I forgot to mention I threw up in my wine glass AND my neighbors empty cup.
I actually had to roll up my long sleeves to masturbate. I hate the winter
I'm sorry about your car but on a brighter note I did wake up in my dorm. That's something right?
Fuck you.
Last night was the twilight zone. We hungout with our 45 year old future selves and tried to fuck everything with a dick. Lets move forward from this.
Well it involved jumping two nine foot fences. But when you mix alcohol and persistence you can't lose.
How do I explain the handcuffs and tanning goggles on our living room floor? There's rope too. The cats love the rope.
when your 30 and im 37 and we're lonely and single, lets make a pact to murder each other.

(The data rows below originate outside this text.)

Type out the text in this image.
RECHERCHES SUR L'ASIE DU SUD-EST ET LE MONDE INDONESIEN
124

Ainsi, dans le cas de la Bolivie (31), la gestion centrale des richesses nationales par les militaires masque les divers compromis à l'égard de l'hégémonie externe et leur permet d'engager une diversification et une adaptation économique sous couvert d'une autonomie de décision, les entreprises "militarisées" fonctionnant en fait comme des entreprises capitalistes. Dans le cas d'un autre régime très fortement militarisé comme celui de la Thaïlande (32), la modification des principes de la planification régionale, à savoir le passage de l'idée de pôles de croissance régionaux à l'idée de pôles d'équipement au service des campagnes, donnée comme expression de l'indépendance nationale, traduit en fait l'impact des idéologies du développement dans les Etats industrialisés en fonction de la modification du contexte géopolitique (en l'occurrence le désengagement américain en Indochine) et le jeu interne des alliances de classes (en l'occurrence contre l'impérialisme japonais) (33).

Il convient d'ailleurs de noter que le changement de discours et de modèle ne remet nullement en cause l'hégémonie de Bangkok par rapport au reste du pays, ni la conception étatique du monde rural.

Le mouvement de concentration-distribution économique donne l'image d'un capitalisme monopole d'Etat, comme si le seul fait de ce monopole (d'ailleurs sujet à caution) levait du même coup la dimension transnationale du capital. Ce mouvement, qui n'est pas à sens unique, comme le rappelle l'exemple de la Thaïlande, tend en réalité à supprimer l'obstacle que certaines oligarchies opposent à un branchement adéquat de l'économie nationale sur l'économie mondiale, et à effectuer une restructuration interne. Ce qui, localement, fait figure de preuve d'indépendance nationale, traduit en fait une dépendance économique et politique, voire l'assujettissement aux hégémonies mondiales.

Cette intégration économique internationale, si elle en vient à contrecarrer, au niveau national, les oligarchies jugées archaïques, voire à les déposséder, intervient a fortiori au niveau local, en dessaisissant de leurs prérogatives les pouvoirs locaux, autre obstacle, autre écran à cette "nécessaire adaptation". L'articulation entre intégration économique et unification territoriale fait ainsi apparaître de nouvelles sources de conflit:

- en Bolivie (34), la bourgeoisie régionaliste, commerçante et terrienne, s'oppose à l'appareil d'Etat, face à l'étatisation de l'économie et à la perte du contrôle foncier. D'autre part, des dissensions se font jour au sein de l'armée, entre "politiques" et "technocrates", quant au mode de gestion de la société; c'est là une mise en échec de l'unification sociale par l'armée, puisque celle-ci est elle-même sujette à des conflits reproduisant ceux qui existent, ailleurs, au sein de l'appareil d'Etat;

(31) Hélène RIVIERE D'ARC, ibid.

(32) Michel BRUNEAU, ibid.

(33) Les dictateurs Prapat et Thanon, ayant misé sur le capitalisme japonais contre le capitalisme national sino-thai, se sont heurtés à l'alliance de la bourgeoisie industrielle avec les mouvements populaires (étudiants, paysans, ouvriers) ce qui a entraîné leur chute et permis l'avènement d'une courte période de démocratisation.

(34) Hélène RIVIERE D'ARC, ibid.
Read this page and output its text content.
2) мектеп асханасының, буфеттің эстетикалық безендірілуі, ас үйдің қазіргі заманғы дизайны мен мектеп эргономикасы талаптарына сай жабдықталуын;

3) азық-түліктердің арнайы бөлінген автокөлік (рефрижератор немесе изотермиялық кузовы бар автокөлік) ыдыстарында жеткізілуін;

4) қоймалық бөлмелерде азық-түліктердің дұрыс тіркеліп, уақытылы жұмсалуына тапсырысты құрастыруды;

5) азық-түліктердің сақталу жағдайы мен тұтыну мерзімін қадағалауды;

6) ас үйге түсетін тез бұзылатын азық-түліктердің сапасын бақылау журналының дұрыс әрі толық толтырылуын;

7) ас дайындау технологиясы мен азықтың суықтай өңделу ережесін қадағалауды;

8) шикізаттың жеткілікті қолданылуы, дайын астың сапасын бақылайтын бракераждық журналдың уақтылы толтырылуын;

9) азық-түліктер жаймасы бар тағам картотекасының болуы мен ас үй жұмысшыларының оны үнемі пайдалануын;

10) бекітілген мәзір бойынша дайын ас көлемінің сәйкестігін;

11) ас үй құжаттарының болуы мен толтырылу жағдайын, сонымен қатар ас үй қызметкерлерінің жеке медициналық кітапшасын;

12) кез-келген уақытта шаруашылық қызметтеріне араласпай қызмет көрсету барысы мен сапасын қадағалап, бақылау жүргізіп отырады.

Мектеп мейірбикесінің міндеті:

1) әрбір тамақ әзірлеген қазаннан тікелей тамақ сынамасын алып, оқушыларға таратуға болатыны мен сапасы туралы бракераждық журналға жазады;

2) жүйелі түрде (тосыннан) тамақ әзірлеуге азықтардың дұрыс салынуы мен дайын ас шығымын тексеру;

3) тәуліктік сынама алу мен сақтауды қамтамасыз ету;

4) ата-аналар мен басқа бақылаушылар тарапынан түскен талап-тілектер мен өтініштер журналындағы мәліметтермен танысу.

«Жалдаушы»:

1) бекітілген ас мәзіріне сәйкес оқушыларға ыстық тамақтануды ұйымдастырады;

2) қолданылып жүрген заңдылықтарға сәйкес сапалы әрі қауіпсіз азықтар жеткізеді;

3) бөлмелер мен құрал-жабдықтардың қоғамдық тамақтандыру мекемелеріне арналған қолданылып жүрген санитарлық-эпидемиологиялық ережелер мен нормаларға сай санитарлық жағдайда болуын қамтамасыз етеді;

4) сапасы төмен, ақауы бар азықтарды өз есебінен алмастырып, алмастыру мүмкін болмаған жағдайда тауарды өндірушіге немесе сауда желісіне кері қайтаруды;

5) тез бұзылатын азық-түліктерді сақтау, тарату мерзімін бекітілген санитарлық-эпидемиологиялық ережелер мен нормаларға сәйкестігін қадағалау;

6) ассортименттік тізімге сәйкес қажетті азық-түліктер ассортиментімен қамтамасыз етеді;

No more co-pays for contraceptives. Whoever says Obama is a bad guy has clearly never had a pregnancy scare.
I'm not going to say what I did. You're smart enough to figure it out. But I did it. And you owe me 20$
He told me the hickey on the side if his neck was actually a "bruise" from hitting a bird on his motorcycle. I'm not sure what's more impressive, the fact people believed him due to the size of the mark or the fact you gave it to him.
The three yr old girl I nanny grabbed a pole just now and is chanting "this is my house"
Sounds like you at that dive bar last weekend
Is this a Beer, Vodka or Whiskey kind of problem solving night? It's imperative I stock accordingly.
Questions like that are why I love you.
She tried doing a backflip and ended up doing somersaults down the entire stair case.
I think about him when I masturbate so I guess you could call it love
I wish there was a tumbleweed emoji. Because that would describe my vagina.